Tightly fitted heavy wood firestopping is the best. In one case it was removed and not replaced to accommodate a fire main, thus fire in the truss voids will follow the fire main throughout the building.

By my definition there are two types of firestopping:

Inherent: This grows out of a necessity of construction. A wet masonry panel wall built on a concrete floor automatically is fire-stopped.

Legal: This is firestopping which (to the builder) serves no purpose but to meet the code. This is more likely to be deficient.

Firestopping and draftstopping cannot be relied on. "Undress the building," by which I mean "see" the interconnected hidden voids and assign units to deal with the problem. Because the voids may be complicated and stream obstructed, as by cross pieces of trusses, it appears that the better tactic might be to locate hot spots by use of a thermal detecting device and penetrate the wall or ceiling sheath with a piercing nozzle. Opening the void gives the fire the oxygen it needs, and the fire may be beyond the reach of hose streams. In addition all hose streams, but particularly fog streams, carry air to the fire.

Wood is subject to insect infestation, wet and dry rot, and other forms of decay, which may cause weakening without being apparent to the casual observer.

Deterioration of this nature in structural members should be carefully noted on pre-fire plans.

Protecting Wood From Ignition

Wood burns, and much effort has gone into overcoming this characteristic. There are coatings which when heated intumesce (swell up like marshmallow) and delay ignition. These coatings must not be applied like paint, but each gallon to a specified area. If the wood is furred (spaced) off from the wall, the reverse side is not covered.

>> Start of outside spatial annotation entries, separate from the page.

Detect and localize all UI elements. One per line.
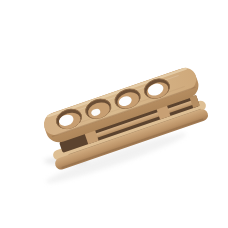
product-photo xyxy=(0,0,228,228)
wooden-rack-svg xyxy=(0,0,228,228)
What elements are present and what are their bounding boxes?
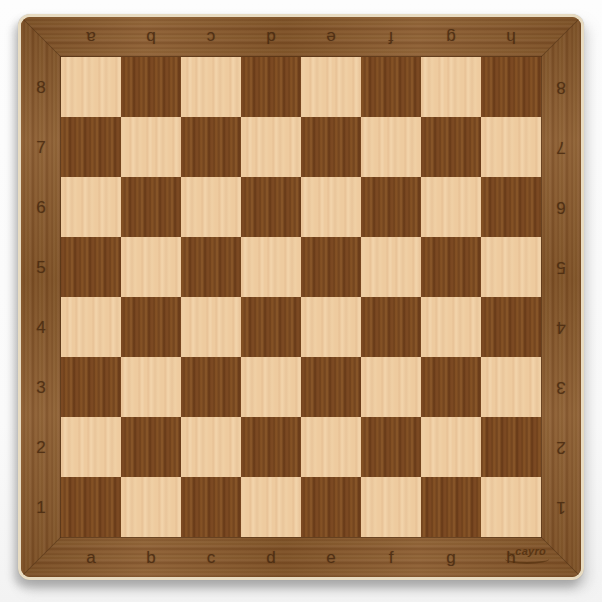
square-h7[interactable] xyxy=(481,117,541,177)
square-b6[interactable] xyxy=(121,177,181,237)
rank-label-right-2: 2 xyxy=(556,439,565,456)
square-a7[interactable] xyxy=(61,117,121,177)
square-f3[interactable] xyxy=(361,357,421,417)
square-e4[interactable] xyxy=(301,297,361,357)
square-g2[interactable] xyxy=(421,417,481,477)
rank-label-left-7: 7 xyxy=(36,139,45,156)
square-g7[interactable] xyxy=(421,117,481,177)
rank-label-right-4: 4 xyxy=(556,319,565,336)
square-e7[interactable] xyxy=(301,117,361,177)
square-c2[interactable] xyxy=(181,417,241,477)
square-b3[interactable] xyxy=(121,357,181,417)
square-g4[interactable] xyxy=(421,297,481,357)
square-d7[interactable] xyxy=(241,117,301,177)
square-e8[interactable] xyxy=(301,57,361,117)
board-surface: aa88bb77cc66dd55ee44ff33gg22hh11 bycayro xyxy=(21,17,581,577)
square-a1[interactable] xyxy=(61,477,121,537)
square-c4[interactable] xyxy=(181,297,241,357)
file-label-top-g: g xyxy=(446,29,455,46)
square-g8[interactable] xyxy=(421,57,481,117)
page-background: aa88bb77cc66dd55ee44ff33gg22hh11 bycayro xyxy=(0,0,602,602)
file-label-top-d: d xyxy=(266,29,275,46)
square-f6[interactable] xyxy=(361,177,421,237)
square-g3[interactable] xyxy=(421,357,481,417)
rank-label-right-8: 8 xyxy=(556,79,565,96)
file-label-top-b: b xyxy=(146,29,155,46)
square-a4[interactable] xyxy=(61,297,121,357)
square-g6[interactable] xyxy=(421,177,481,237)
brand-logo-swoosh xyxy=(505,557,549,564)
square-b8[interactable] xyxy=(121,57,181,117)
square-d5[interactable] xyxy=(241,237,301,297)
square-b4[interactable] xyxy=(121,297,181,357)
square-c7[interactable] xyxy=(181,117,241,177)
square-h3[interactable] xyxy=(481,357,541,417)
file-label-bottom-f: f xyxy=(389,549,394,566)
square-f8[interactable] xyxy=(361,57,421,117)
rank-label-left-2: 2 xyxy=(36,439,45,456)
square-h2[interactable] xyxy=(481,417,541,477)
square-f5[interactable] xyxy=(361,237,421,297)
square-a6[interactable] xyxy=(61,177,121,237)
square-f2[interactable] xyxy=(361,417,421,477)
square-f1[interactable] xyxy=(361,477,421,537)
square-c8[interactable] xyxy=(181,57,241,117)
rank-label-left-6: 6 xyxy=(36,199,45,216)
square-c3[interactable] xyxy=(181,357,241,417)
file-label-bottom-b: b xyxy=(146,549,155,566)
file-label-bottom-c: c xyxy=(207,549,216,566)
square-d6[interactable] xyxy=(241,177,301,237)
file-label-top-e: e xyxy=(326,29,335,46)
brand-logo-by-text: by xyxy=(508,551,514,557)
square-d8[interactable] xyxy=(241,57,301,117)
square-b2[interactable] xyxy=(121,417,181,477)
square-a2[interactable] xyxy=(61,417,121,477)
file-label-bottom-g: g xyxy=(446,549,455,566)
square-h8[interactable] xyxy=(481,57,541,117)
square-c1[interactable] xyxy=(181,477,241,537)
square-b7[interactable] xyxy=(121,117,181,177)
square-g5[interactable] xyxy=(421,237,481,297)
frame-edge-bottom xyxy=(21,537,581,577)
chess-board: aa88bb77cc66dd55ee44ff33gg22hh11 bycayro xyxy=(18,14,584,580)
brand-logo: bycayro xyxy=(499,545,555,564)
rank-label-right-6: 6 xyxy=(556,199,565,216)
square-e1[interactable] xyxy=(301,477,361,537)
square-g1[interactable] xyxy=(421,477,481,537)
square-e6[interactable] xyxy=(301,177,361,237)
rank-label-left-5: 5 xyxy=(36,259,45,276)
square-h5[interactable] xyxy=(481,237,541,297)
square-d1[interactable] xyxy=(241,477,301,537)
square-d2[interactable] xyxy=(241,417,301,477)
square-d4[interactable] xyxy=(241,297,301,357)
file-label-bottom-d: d xyxy=(266,549,275,566)
square-f4[interactable] xyxy=(361,297,421,357)
square-b1[interactable] xyxy=(121,477,181,537)
square-e3[interactable] xyxy=(301,357,361,417)
brand-logo-name-text: cayro xyxy=(515,545,546,557)
file-label-top-f: f xyxy=(389,29,394,46)
square-e2[interactable] xyxy=(301,417,361,477)
rank-label-left-8: 8 xyxy=(36,79,45,96)
file-label-bottom-e: e xyxy=(326,549,335,566)
frame-edge-top xyxy=(21,17,581,57)
square-a5[interactable] xyxy=(61,237,121,297)
square-c6[interactable] xyxy=(181,177,241,237)
square-h4[interactable] xyxy=(481,297,541,357)
square-f7[interactable] xyxy=(361,117,421,177)
square-d3[interactable] xyxy=(241,357,301,417)
square-a3[interactable] xyxy=(61,357,121,417)
square-a8[interactable] xyxy=(61,57,121,117)
file-label-top-a: a xyxy=(86,29,95,46)
rank-label-left-4: 4 xyxy=(36,319,45,336)
square-h6[interactable] xyxy=(481,177,541,237)
file-label-top-h: h xyxy=(506,29,515,46)
rank-label-right-5: 5 xyxy=(556,259,565,276)
rank-label-left-3: 3 xyxy=(36,379,45,396)
frame-edge-right xyxy=(541,17,581,577)
rank-label-right-1: 1 xyxy=(556,499,565,516)
frame-edge-left xyxy=(21,17,61,577)
square-b5[interactable] xyxy=(121,237,181,297)
rank-label-left-1: 1 xyxy=(36,499,45,516)
file-label-top-c: c xyxy=(207,29,216,46)
square-e5[interactable] xyxy=(301,237,361,297)
square-c5[interactable] xyxy=(181,237,241,297)
square-h1[interactable] xyxy=(481,477,541,537)
rank-label-right-7: 7 xyxy=(556,139,565,156)
rank-label-right-3: 3 xyxy=(556,379,565,396)
file-label-bottom-a: a xyxy=(86,549,95,566)
playing-field xyxy=(61,57,541,537)
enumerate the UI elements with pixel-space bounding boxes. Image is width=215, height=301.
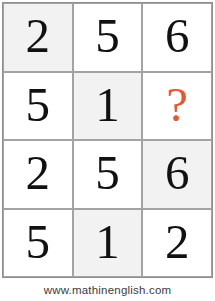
- cell-r3c3: 6: [142, 140, 212, 209]
- cell-r1c3: 6: [142, 3, 212, 72]
- watermark: www.mathinenglish.com: [0, 284, 215, 296]
- puzzle-grid: 25651?256512: [2, 2, 213, 278]
- cell-r3c1: 2: [3, 140, 73, 209]
- cell-r2c2: 1: [73, 72, 143, 141]
- cell-r2c1: 5: [3, 72, 73, 141]
- cell-r4c1: 5: [3, 209, 73, 278]
- unknown-cell-r2c3: ?: [142, 72, 212, 141]
- cell-r1c1: 2: [3, 3, 73, 72]
- cell-r1c2: 5: [73, 3, 143, 72]
- cell-r4c2: 1: [73, 209, 143, 278]
- cell-r3c2: 5: [73, 140, 143, 209]
- cell-r4c3: 2: [142, 209, 212, 278]
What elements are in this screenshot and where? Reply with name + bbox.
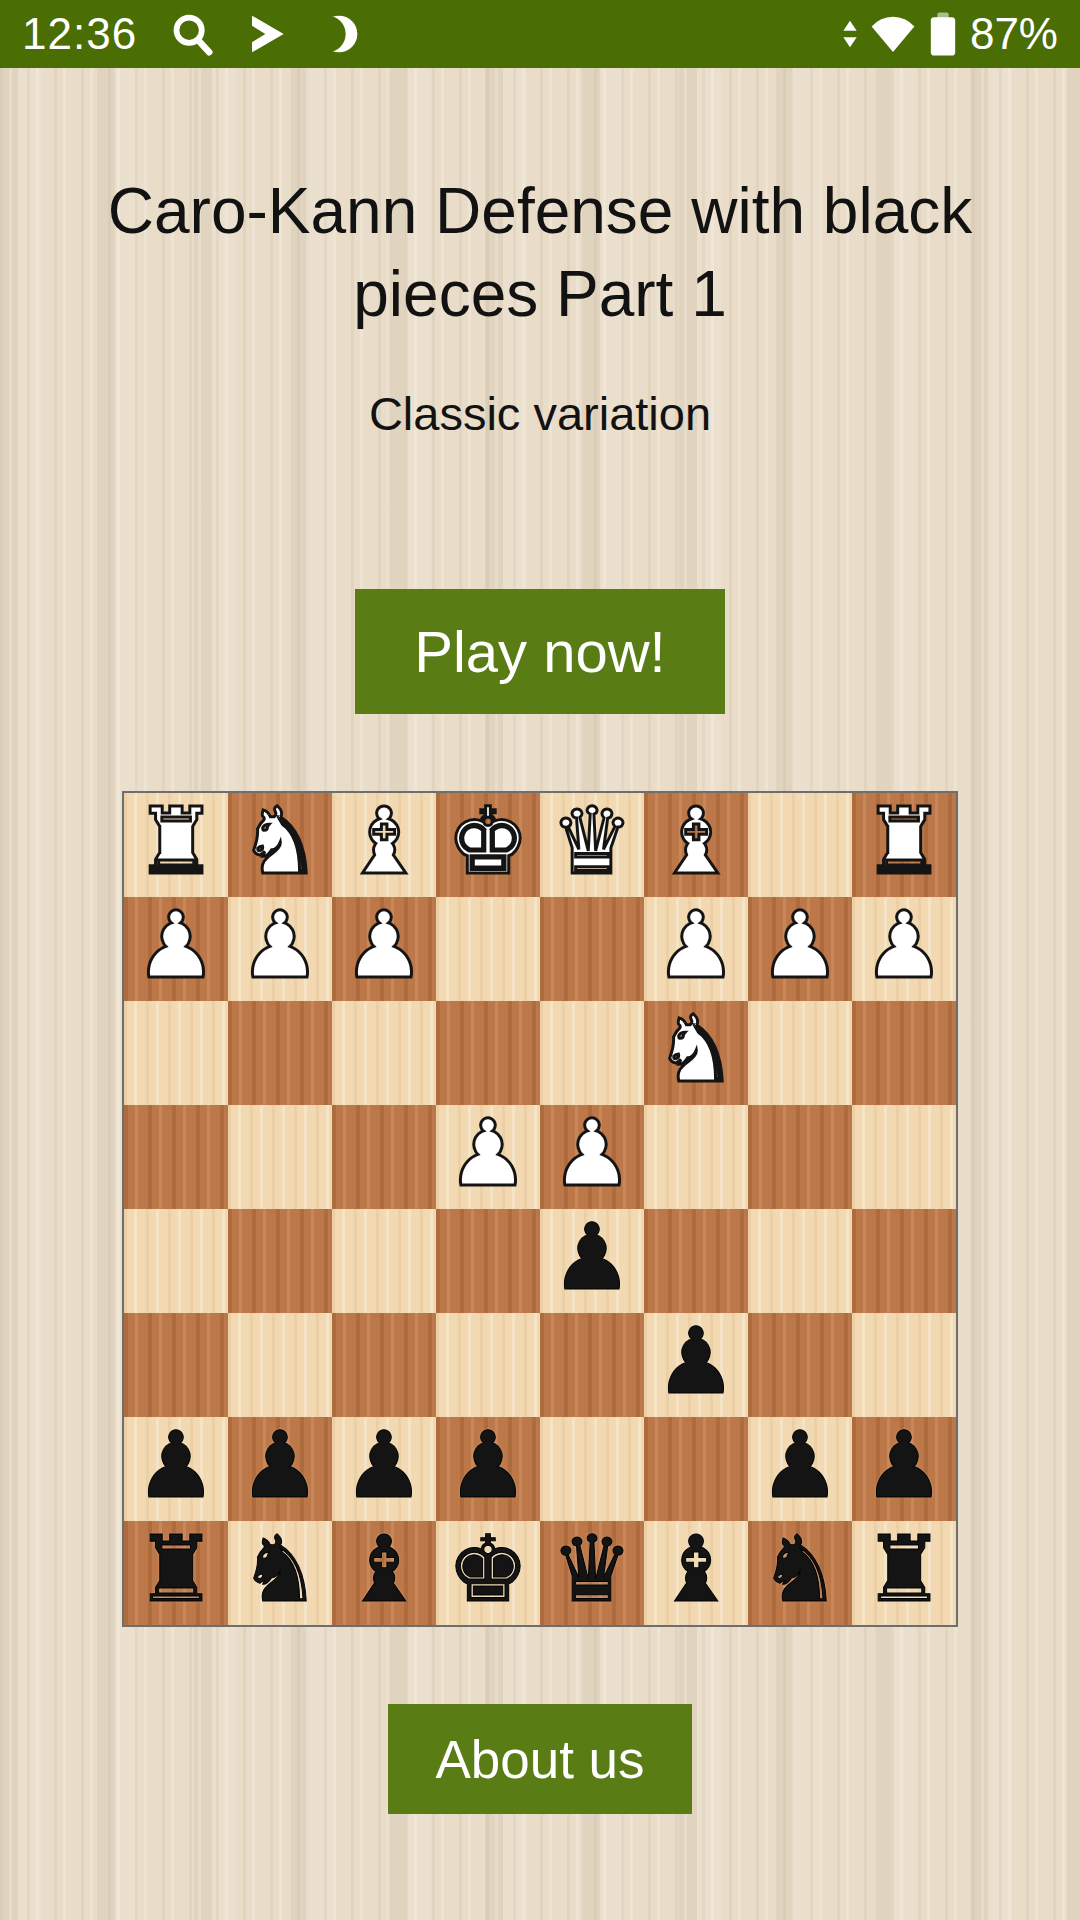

Wood can be impregnated with mineral salts. This will retard surface ignition. Some materials used can leach out and corrode metal connectors.This FRT (fire retardant treated) wood is harder to cut and its strength is decreased. In some codes it is "accepted as non-combustible." Wood cannot be made non-combustible, but its ignition can be delayed.

Do not confuse this wood with wood treated to resist rot and insects. As noted earlier, such wood gives off toxic smoke.

Plywood Roofing Problems

Some years ago, to avoid parapetting fire walls through the roof, builders adopted a practice of placing FRT plywood, one sheet wide, on the roof, on both sides of a firewall, which does not penetrate the roof. At the time, I set forth potential deficiencies of this method of stopping the extension of the fire over the top of the firewall since the plywood delaminates (layers separate) and fire passes over the top of the wall.

Recently, it also has been found that plywood treated with certain chemicals decays from heat and is subject to failure if walked on. The problem is compounded if treated plywood is used not only along the line of the fire wall, but randomly throughout many roof areas. In some cases, the entire roof is treated plywood. There have been huge lawsuits.